BETHEL — A planned logging operation in the Bull Branch Brook area of the state-owned Mahoosuc Public Reserved Lands Unit in Riley Township is drawing local criticism for potentially impacting old trees and wild land recreation.
The unit, together with Grafton Notch State Park and conservation easement lands, totals about 45,000 acres.
The Bureau of Parks and Lands is preparing for a 2016 winter harvest in the Bull Branch Brook watershed. Roads and a wood harvesting plan are being prepared in accordance with a 15-year management plan adopted about five years ago, according to the bureau.
Bethel residents Laurie Herron and Ken Hotopp have expressed concern about the impact of the logging — Herron in an Oct. 8 letter to the editor of The Bethel Citizen regarding wild land recreation, and Hotopp in comments after he and other interested people hiked the area recently.
Herron said the state had “dismissed requests for conservation of the area for wild land recreation, and some preliminary roadwork has begun.”
Some of Hotopp’s concerns focused on old trees. He said there are hundreds of large, old trees on a hillside above the Bull Branch area on state land.
“The trunk sizes of many of these canopy trees — sugar maple, red spruce, yellow birch, American beech, and eastern hemlock — are well over 2 feet in diameter, and a few are over 3 feet in diameter,” said Hotopp, who is a conservation biologist. He said the size suggests they are in the range of 150-250 years old, but some may be older.
Hotopp said other features of the area also suggest “a long period without human disturbance. The stands in which these trees occur are uneven-aged, have full-sized snags and logs, canopy trees have storm-damaged crowns, and there are no old cut stumps. These types of stands are the closest thing we have to the appearance and function of the original (pre-European contact) forest.”
The large trees are spread over at least 25 acres, he said.
John Bott, director of special projects/communications for the Maine Department of Agriculture, Conservation and Forestry, said that one reason there has been a strong public reaction to the BPL’s recent activities “to re-open the road system in the Bull Branch area is that since the last harvests in this area, in the 1990s, the roads have been used as walking trails.
The Bull Branch road system is referred to as the Bull Branch trail system because the road has been used since the last timber harvest. The bureau typically has a 20-year re-entry schedule for timber harvests. “As the vegetation grows back in the roads, many may not realize this is really a reverting road system that will be used again in the future,” he said.

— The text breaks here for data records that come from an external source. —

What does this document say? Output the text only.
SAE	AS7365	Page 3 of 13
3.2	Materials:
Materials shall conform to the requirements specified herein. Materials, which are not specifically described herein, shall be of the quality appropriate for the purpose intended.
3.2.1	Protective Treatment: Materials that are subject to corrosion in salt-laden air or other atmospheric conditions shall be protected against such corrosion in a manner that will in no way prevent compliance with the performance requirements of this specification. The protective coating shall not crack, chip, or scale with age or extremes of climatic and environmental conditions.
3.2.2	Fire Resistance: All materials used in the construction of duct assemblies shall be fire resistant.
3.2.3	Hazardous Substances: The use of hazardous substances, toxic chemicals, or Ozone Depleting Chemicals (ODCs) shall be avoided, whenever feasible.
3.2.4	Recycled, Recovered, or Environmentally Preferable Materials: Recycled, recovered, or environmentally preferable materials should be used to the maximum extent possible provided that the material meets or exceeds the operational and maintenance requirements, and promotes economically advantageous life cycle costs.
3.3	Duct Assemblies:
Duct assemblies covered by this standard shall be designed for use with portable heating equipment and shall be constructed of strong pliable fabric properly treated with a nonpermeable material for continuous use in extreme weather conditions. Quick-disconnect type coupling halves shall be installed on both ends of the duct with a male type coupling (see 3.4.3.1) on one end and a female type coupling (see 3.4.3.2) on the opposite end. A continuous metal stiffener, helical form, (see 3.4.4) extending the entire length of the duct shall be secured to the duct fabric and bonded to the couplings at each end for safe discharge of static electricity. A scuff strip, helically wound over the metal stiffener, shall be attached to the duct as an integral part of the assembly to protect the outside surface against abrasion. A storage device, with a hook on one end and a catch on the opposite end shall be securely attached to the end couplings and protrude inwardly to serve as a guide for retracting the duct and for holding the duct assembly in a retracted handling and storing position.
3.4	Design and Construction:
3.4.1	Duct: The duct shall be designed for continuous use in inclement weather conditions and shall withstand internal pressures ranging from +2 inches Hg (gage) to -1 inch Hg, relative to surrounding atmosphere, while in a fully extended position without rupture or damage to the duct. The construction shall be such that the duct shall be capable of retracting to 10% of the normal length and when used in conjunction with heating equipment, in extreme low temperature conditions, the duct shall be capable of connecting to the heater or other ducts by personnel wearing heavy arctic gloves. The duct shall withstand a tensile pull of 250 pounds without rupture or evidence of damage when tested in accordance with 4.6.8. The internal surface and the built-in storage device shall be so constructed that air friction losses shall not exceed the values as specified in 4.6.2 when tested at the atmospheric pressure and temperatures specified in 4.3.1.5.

He said the bureau “has a long history of managing Public Reserved Lands, including the Mahoosuc Unit, for multiple uses, including recreation, wildlife and forestry, and in so doing, accommodating a variety of concerns as it undertakes timber harvests.”
According to Bott, there is a 330-foot wildlife buffer along each side of the Bull Branch, with management designed to maintain the appearance of “an essentially undisturbed forest.” He said there are no designated recreational amenities or trails in the timber harvest areas of the Bull Branch watershed, but the Wright Trail parking area at the edge of it will be protected with a visual buffer, which is “standard procedure for any recreational trails or other defined areas.”
Beyond the 330-foot wildlife and visual protection zone, Bott said, timber harvest is allowed subject to visual considerations.
In the Bull Branch area, Bott said, the harvest is expected to remove low-quality and some mature timber, “leaving a well-stocked stand for the future. Approximately one-third of the stand volume will be removed, using single tree and group selection silviculture; some areas will be untouched, and not all large trees will be removed.”
Bott said that a recent timber inventory conducted by the bureau did not reveal any old growth stands in the area targeted for harvest.